Pacific Northwest Firearms rights advocates held the story up as yet another example of “zero tolerance” being a substitute for common sense.
The incident coincided with another case clear across the country in Maryland, also headlined on the Drudge website, involving the suspension of an 11-year-old who mentioned guns on the bus ride home. According to WMAL News, that boy, a student at Northern Middle School in Owings, said, “I wish I had a gun to protect everyone.” His father, identified as Bruce Henkelman of Huntingtown, reportedly explained, “He wanted to defeat the bad guys. That’s the context of what he said. He wanted to be the hero.” The Edmonds case raised concerns that a disciplinary action against the youngsters might stay in their school records and create problems years over the horizon. Some in the firearms community were reminded about the 2010 incident in Columbia Falls, MT, when then-16-year-old Demari DeReu, a student at Columbia Falls High School, was suspended for admitting she had inadvertently left a hunting rifle in the trunk of her car following a family trek.

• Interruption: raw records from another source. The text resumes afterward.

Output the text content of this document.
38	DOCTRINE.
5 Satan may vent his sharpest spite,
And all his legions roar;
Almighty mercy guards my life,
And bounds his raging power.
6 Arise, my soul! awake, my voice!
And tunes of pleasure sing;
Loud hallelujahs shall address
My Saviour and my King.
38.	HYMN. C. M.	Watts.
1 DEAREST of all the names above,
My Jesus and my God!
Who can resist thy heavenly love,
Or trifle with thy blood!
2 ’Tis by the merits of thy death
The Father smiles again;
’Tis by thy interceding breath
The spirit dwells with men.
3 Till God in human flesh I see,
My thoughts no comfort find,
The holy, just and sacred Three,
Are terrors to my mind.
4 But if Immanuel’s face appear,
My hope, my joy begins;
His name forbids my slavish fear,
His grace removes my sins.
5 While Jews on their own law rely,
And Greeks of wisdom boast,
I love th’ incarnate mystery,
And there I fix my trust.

She had hunted over the Thanksgiving weekend with her family. When the school was notified that a drug dog was being used in a sweep of the parking lot, she remembered the unloaded, cased rifle in the trunk of her car and then reported that to school authorities.
That case also created a furor, and hundreds of Montana residents deluged the school district with telephone calls and e-mails. Ultimately, the school board resolved Ms. DeReu’s case, but the same clear thinking may not have prevailed in Edmonds. The story on KOMO’s website got hundreds of reader comments.